Le président de la République, Abdelmadjid Tebboune, a réaffirmé que l’Algérie est engagée dans une dynamique de développement économique durable, portée par la diversification des secteurs productifs et les exportations hors hydrocarbures, appelant à accélérer la transformation locale des ressources et à consolider les réformes engagées pour renforcer les équilibres financiers du pays.
Le président de la République, Abdelmadjid Tebboune, a affirmé que l’Algérie a atteint « un niveau de développement irréversible », soutenu par des indicateurs économiques positifs, tout en appelant à consolider cette dynamique à travers la diversification de l’économie nationale et le renforcement des exportations hors hydrocarbures.
Lors de son entrevue périodique avec des représentants de la presse nationale, diffusée samedi soir, le chef de l’État a souligné que la prochaine étape consiste à engager une véritable transformation économique fondée sur la valorisation des ressources nationales, notamment par le développement des industries de transformation, l’augmentation de la valeur ajoutée et la création d’emplois.
Il a rappelé que la diversification de l’économie, longtemps restée à l’état de slogan, est désormais une réalité, portée par la compétitivité croissante de plusieurs secteurs industriels qui stimulent les exportations hors hydrocarbures.
L’Algérie ambitionne d’atteindre entre 8 et 9 milliards de dollars d’exportations annuelles dans ce domaine, notamment dans l’électroménager, la sidérurgie et l’agroalimentaire, des secteurs en expansion sur les marchés extérieurs. Le président a également salué l’objectif fixé par le Conseil du renouveau économique algérien (CREA) d’atteindre près de 30 milliards de dollars d’exportations hors hydrocarbures à l’horizon 2030, estimant que ces perspectives permettront de renforcer les équilibres financiers de l’État.
Sur le plan financier, il a relevé que les réformes engagées par l’État ont été reconnues par le Groupe d’action financière (GAFI), qui s’est dit satisfait des progrès réalisés par l’Algérie, avec la perspective d’une sortie de la liste grise après finalisation des procédures nécessaires.
Concernant la modernisation des moyens de paiement, le président a indiqué que la transition vers le paiement électronique se fera progressivement, tout en mettant en garde contre les risques liés à la circulation de fausse monnaie et à la thésaurisation hors circuit bancaire.
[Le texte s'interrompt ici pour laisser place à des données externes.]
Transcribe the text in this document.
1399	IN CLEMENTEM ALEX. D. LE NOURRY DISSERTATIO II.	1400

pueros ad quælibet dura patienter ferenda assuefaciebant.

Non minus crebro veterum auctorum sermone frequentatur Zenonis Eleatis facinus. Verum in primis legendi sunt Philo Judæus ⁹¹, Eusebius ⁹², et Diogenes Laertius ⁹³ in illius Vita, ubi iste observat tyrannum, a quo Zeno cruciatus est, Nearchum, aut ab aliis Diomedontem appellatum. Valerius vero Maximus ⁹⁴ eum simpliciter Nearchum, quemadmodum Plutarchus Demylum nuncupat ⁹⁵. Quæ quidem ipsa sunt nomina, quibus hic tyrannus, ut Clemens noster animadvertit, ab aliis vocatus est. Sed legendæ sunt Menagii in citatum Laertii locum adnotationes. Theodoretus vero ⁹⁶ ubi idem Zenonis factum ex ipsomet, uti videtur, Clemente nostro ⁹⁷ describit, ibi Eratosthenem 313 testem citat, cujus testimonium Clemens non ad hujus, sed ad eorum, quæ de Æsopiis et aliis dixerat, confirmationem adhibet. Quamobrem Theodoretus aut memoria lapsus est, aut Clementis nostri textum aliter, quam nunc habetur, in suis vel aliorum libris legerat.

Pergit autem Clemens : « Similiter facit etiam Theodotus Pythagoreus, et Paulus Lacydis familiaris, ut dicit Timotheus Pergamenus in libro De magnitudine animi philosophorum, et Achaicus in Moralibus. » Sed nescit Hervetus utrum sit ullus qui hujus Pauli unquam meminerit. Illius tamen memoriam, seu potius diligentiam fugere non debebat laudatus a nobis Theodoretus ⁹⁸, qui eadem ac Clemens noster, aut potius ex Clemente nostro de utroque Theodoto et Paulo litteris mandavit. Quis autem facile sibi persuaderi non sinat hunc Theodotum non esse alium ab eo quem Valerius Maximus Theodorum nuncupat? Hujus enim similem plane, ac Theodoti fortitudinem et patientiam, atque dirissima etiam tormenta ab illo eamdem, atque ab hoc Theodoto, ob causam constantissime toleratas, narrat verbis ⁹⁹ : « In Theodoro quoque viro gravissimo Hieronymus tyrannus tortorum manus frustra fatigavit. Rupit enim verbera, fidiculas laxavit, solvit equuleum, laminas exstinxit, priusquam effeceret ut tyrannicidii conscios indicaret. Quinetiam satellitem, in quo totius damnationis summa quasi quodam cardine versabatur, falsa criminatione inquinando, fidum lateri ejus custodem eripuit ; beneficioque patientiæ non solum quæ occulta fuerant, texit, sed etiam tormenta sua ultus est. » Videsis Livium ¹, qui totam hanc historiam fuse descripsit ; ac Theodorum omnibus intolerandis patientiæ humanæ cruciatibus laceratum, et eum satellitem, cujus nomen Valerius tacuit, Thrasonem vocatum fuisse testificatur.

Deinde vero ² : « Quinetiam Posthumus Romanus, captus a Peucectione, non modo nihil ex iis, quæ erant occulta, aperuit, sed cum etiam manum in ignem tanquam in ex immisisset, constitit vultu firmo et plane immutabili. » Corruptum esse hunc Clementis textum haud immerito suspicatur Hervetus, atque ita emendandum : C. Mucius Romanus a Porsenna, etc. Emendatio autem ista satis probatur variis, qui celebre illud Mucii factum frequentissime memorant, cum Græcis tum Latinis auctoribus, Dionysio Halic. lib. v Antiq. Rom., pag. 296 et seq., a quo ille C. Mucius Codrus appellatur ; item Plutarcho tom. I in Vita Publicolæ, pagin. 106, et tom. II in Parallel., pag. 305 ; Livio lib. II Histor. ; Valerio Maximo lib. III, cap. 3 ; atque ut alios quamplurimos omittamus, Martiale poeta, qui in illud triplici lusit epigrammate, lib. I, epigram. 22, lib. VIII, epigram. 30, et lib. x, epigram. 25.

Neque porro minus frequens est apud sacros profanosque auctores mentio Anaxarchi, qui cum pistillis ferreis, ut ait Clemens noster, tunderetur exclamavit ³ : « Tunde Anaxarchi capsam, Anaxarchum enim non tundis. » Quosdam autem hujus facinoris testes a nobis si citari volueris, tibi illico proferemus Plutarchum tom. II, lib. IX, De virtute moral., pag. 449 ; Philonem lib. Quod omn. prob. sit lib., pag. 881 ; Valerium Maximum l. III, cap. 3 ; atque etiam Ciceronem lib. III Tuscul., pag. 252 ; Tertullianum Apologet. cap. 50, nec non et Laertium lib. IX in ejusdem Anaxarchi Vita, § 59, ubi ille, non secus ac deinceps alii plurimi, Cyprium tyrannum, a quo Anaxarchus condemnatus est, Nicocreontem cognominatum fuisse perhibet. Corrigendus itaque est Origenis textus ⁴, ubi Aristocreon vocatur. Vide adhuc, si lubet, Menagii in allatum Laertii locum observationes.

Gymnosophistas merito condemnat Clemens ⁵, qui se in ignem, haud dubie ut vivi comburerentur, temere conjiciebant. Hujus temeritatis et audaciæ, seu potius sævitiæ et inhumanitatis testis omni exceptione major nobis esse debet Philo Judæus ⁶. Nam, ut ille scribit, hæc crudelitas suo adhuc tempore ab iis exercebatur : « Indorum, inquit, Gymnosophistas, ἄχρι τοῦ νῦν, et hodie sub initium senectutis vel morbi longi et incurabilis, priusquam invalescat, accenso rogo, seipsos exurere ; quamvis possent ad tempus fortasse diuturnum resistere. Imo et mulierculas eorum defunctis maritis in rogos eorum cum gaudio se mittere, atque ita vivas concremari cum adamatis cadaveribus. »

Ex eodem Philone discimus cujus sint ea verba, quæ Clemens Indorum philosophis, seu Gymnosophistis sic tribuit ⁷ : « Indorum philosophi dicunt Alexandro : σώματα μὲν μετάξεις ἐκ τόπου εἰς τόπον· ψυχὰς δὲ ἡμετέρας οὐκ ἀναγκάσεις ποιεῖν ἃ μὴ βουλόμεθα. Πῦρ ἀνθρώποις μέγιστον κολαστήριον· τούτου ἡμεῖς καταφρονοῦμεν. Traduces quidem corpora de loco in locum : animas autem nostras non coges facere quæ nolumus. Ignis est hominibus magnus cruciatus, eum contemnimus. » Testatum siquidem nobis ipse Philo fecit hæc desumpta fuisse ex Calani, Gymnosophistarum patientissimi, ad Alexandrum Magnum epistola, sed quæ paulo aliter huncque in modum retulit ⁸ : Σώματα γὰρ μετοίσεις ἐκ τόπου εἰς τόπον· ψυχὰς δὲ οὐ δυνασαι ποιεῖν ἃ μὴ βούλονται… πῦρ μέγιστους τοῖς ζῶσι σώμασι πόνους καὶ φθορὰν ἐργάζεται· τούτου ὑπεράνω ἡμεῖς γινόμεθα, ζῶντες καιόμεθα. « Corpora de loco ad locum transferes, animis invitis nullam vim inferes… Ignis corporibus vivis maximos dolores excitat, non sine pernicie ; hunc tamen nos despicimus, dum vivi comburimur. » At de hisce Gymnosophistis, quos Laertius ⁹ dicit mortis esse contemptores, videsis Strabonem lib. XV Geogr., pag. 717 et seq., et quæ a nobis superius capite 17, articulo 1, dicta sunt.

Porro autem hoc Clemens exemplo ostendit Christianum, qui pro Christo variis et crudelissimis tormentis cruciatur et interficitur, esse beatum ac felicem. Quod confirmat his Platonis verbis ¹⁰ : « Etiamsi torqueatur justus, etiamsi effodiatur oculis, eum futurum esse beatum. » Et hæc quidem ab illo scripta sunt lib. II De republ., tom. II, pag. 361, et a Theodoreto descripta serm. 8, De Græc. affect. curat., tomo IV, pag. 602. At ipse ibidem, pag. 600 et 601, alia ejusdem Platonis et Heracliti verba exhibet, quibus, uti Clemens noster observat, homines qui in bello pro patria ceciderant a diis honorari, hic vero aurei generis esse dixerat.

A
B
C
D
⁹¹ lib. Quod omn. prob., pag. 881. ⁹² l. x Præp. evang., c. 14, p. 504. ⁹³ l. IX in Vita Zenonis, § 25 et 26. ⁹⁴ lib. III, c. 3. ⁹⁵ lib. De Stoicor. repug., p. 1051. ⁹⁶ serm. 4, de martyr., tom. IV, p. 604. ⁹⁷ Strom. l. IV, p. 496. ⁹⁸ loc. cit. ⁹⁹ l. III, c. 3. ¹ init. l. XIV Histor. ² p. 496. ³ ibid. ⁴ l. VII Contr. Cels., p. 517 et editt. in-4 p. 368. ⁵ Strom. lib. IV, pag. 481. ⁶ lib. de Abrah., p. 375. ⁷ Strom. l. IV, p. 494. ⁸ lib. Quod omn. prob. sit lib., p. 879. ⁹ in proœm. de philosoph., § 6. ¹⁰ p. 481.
Il a réaffirmé le principe de transformation locale des matières premières, minières et agricoles, afin de créer davantage de richesse et de renforcer le tissu industriel national.
Dans ce cadre, il a mis en avant des projets structurants, notamment celui de Bled El Hadba, destiné à valoriser le phosphate à travers la production d’engrais et de produits dérivés, tout en générant des emplois.
Il a également évoqué d’autres ressources minières à exploiter à terme, ainsi que la poursuite des efforts d’exploration des hydrocarbures, y compris offshore et dans le Sud, dans une logique de développement équilibré.
Enfin, le président a rappelé que les projets miniers et les infrastructures ferroviaires vers le Sud s’inscrivent dans une vision nationale cohérente, visant un développement durable et créateur d’emplois.
Il a insisté sur la nécessité d’intégrer les quelque 250 000 diplômés universitaires annuels dans le tissu économique, en vue de bâtir une économie diversifiée, fondée sur l’initiative et moins dépendante des hydrocarbures.